Connecting R with D3 for dynamic graphics, to explore multivariate data with tours

Michael Kipp; Ursula Laa; Dianne Cook

Introduction

Did you know you can run any javascript you like in a Shiny application and you can pass whatever you want including JSON back and forth? This massively widens the scope of what you can do with Shiny, and generating a tour of multivariate data with this approach is a really good example of what is possible.

The tour algorithm (Asimov 1985) is a way of systematically generating and displaying projections of high-dimensional spaces in order for the viewer to examine the multivariate distribution of data. It can do this either randomly, or by picking projections judged interesting according to some criterion or index function. The tourr package (Wickham et al. 2011) provides the computing and display in R to make several types of tours: grand, guided, little and local. The projection dimension can be chosen between one and the number of variables in the data. The display, though, has no capacity for interaction. The viewer can watch the tour like a movie, but not pause it and restart, or change tour type, or number of variables.

These interactive controls were provided with the tourrGui package (Huang et al. 2012), with was programmed with the RGtk2 package (Lawrence and Temple Lang 2010). This is not the toolkit of choice today, and has been superceded with primarily web-capable tools, like Shiny (Chang et al. 2017). To display dynamic graphics though, is not straight-forward. This paper explains how to use D3 (Bostock et al. 2011) as the display engine in a Shiny graphical user interface (GUI), using custom message passing between server and client.

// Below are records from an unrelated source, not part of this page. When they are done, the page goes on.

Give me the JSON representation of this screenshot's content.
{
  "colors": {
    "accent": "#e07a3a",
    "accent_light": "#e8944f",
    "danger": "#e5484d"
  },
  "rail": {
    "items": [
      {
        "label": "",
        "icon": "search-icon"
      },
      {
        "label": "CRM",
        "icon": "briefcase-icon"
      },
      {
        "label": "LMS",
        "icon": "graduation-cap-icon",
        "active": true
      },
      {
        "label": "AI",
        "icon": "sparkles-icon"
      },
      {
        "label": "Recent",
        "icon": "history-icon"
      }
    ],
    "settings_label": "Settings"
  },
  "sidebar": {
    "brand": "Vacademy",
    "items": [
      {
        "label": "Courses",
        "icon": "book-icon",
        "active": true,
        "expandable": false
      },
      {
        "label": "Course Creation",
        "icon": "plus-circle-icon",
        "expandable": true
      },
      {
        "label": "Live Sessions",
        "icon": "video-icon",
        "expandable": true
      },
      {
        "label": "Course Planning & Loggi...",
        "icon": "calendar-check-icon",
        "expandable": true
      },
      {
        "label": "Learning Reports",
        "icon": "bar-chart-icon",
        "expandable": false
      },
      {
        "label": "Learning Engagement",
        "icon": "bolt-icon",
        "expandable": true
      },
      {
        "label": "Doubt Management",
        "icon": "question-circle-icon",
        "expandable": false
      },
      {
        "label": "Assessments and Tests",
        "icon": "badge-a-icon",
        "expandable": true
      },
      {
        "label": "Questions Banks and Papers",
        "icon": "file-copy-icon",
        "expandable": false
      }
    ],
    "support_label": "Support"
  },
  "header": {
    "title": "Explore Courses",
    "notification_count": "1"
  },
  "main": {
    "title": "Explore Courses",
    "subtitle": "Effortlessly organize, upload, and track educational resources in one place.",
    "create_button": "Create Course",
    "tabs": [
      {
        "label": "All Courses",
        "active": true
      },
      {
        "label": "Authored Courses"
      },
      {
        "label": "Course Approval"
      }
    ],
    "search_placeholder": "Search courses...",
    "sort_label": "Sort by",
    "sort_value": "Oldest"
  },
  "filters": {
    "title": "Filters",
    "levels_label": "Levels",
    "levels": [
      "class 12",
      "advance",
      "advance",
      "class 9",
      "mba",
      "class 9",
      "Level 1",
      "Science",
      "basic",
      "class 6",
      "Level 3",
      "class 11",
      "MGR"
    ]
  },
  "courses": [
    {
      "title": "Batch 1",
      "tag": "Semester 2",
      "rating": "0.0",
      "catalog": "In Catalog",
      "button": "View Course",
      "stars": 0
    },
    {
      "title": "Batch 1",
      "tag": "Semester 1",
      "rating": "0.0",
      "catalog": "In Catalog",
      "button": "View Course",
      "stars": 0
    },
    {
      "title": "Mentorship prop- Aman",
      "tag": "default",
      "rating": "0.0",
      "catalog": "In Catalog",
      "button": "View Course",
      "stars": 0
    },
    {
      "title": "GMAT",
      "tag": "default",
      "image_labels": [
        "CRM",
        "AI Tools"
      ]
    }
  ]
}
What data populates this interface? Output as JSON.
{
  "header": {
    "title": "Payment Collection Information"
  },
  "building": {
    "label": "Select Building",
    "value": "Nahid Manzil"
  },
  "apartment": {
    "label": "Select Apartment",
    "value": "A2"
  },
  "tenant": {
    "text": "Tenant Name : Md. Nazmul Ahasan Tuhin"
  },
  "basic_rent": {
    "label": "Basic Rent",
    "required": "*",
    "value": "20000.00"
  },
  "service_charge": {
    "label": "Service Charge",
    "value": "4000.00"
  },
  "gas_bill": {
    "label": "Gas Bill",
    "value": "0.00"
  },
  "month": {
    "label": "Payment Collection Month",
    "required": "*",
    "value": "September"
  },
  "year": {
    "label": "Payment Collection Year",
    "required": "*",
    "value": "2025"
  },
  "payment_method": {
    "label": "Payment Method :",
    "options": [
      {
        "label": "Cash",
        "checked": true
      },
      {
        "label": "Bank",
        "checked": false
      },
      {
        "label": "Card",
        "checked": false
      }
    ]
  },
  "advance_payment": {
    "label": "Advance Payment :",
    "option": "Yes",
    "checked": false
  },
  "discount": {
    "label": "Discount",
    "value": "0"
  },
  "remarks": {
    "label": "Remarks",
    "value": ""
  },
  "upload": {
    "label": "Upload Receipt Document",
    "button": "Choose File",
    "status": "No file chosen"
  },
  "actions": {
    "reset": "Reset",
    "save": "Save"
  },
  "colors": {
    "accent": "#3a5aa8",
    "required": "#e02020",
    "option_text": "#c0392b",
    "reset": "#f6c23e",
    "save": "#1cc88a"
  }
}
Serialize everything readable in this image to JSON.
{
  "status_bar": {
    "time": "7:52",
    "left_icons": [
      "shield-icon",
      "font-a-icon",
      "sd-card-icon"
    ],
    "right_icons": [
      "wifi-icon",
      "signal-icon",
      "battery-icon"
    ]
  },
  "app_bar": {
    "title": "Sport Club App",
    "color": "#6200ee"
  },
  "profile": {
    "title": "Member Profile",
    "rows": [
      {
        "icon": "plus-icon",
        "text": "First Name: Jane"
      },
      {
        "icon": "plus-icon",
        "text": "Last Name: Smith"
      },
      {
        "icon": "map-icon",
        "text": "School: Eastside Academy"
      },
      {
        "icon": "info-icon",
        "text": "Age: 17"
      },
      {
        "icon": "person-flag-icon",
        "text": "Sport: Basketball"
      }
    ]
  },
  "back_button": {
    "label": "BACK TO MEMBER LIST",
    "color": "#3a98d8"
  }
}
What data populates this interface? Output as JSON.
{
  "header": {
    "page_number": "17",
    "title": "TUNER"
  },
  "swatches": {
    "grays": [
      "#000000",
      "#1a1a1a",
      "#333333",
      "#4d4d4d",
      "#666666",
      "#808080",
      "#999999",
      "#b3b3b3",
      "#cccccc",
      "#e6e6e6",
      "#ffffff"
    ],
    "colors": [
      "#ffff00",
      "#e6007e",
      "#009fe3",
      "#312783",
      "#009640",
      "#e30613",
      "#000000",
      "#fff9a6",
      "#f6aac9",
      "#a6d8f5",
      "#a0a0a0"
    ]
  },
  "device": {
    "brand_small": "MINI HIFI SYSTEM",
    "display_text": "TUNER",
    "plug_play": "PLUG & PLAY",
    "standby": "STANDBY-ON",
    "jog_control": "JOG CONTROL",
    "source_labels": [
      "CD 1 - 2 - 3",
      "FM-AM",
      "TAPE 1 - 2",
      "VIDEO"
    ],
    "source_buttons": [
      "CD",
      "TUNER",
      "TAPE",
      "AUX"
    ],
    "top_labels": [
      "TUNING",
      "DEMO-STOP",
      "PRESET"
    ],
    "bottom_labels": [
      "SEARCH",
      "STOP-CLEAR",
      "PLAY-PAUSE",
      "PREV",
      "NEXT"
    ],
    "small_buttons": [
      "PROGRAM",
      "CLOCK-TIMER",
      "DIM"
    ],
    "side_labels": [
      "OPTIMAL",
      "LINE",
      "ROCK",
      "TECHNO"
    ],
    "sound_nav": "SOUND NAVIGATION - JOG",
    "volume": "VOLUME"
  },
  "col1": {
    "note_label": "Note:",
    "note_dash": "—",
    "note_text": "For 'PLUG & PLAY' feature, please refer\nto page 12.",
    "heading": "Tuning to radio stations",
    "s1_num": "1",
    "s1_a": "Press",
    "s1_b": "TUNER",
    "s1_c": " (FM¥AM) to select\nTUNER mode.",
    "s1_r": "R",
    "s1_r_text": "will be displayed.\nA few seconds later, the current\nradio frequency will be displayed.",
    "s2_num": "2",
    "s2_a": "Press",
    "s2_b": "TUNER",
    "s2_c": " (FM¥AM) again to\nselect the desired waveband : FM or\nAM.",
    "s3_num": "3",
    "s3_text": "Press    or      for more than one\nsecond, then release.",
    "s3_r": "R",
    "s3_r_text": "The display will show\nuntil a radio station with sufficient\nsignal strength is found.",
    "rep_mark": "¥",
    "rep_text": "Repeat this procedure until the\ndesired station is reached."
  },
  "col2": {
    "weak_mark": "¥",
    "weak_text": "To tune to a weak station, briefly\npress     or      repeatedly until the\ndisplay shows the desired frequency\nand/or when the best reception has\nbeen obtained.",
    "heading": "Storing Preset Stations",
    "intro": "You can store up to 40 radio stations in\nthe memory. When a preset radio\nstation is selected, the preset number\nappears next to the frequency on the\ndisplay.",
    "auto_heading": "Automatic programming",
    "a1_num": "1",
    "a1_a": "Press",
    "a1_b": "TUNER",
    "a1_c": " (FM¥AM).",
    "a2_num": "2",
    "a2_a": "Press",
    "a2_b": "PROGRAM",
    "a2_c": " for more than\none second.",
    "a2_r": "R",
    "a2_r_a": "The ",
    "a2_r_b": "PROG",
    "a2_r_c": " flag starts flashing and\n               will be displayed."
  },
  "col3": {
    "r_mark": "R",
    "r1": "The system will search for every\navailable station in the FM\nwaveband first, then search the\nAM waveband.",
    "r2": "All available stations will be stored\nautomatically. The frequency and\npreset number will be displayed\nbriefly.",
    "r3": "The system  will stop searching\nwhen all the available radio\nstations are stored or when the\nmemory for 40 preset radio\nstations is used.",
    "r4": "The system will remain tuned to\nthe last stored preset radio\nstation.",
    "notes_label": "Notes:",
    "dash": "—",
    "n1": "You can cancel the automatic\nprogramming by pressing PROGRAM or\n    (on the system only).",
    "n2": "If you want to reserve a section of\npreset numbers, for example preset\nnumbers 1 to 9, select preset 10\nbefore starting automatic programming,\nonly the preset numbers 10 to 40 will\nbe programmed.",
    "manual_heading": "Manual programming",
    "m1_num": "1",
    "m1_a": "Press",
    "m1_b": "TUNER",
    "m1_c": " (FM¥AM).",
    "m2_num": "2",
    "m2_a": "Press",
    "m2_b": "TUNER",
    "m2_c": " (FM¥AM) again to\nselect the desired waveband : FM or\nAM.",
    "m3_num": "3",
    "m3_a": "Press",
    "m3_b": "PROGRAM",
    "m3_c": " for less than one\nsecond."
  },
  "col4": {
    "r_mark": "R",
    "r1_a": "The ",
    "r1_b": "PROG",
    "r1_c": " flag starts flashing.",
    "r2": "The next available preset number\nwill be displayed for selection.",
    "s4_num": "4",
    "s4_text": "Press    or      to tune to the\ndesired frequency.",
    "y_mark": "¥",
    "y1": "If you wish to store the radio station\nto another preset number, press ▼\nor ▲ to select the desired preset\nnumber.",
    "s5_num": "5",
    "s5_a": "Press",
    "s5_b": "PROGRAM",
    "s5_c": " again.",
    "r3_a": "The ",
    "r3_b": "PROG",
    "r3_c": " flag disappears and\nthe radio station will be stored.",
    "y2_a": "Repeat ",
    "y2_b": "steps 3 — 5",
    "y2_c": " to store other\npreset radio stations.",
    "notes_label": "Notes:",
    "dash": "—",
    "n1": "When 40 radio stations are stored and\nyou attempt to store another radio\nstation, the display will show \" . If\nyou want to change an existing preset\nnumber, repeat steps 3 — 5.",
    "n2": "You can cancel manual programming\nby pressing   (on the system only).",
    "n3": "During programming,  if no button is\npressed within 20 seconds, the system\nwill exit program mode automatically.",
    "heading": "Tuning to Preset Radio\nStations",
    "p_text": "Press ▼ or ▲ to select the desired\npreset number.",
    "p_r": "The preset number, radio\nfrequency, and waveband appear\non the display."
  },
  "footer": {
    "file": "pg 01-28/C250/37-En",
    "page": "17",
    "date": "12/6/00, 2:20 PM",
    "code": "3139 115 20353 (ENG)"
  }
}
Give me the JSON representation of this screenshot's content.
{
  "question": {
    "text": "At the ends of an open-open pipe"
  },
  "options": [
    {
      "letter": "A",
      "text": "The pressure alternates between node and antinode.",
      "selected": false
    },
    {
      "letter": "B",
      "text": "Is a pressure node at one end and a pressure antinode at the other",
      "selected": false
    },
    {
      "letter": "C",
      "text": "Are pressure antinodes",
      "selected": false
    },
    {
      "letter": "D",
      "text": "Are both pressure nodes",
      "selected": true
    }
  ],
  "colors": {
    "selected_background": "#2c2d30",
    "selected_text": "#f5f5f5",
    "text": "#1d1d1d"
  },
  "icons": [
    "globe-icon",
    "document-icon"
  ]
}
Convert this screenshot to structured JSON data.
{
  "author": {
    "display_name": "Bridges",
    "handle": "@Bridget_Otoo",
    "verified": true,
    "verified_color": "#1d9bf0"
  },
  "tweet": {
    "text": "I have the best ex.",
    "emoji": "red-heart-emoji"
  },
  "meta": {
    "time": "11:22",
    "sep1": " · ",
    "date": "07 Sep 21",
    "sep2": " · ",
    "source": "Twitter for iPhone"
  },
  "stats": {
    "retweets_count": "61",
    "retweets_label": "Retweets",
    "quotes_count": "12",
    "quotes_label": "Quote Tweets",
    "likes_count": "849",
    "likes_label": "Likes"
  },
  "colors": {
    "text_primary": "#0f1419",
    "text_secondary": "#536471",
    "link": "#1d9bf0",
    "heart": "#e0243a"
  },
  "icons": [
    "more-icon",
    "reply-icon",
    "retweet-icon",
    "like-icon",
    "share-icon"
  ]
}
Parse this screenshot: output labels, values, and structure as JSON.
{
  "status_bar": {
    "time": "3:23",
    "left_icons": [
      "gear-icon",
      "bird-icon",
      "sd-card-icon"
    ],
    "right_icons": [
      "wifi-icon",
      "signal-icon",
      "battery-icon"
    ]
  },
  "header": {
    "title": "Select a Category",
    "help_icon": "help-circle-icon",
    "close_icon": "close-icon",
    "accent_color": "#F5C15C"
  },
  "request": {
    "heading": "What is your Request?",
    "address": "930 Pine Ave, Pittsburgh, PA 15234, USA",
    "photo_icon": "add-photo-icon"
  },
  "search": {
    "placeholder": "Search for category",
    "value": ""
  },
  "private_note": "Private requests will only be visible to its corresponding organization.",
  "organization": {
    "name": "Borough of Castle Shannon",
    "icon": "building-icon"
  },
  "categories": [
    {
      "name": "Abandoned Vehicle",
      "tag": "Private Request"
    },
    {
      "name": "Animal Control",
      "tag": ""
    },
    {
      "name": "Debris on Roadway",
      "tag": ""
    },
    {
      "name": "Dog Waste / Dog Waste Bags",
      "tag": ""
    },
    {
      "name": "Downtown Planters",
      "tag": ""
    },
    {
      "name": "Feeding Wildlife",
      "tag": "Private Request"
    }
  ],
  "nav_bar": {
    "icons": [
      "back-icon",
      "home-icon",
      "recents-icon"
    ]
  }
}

Creating a tour, with the tourr package

The tourr package (Wickham et al. 2011) is an R implementation of the tour algorithms discussed in (Cook et al. 2007). It includes methods for geodesic interpolation and basis generation, as well as an implementation of the simulated annealing algorithm to optimise projection pursuit indices for the guided tour. The tour can be displayed directly in the R graphics device, for example, the code below generates a 1D density tour. Figure 1 shows snapshots.

library(tourr)
# quartz() # to display on a Mac; X11() # For windows; The Rstudio graphics
# device is not advised
animate_dist(flea[, 1:6], center = TRUE)

graphic without alt text — Figure 1: Three projections from a 1D tour of 6D data, displayed as a density. Full video can be seen at https://vimeo.com/255466661.

A tour path is a smooth sequence of projection matrices, $p\times d$, that when combined with a matrix of n data points, $n\times p$, and a rendering method, produces a steady stream of $d$-dimensional views of the data. Each tour is initialised with the new_tour() method, which instantiates a tour object and takes as arguments the data $X$, the tour method, e.g. guided_tour(), and the starting basis. Once initialised, a new target plane is chosen, and a series of steps along a geodesic path from starting to target plane are generated by interpolation.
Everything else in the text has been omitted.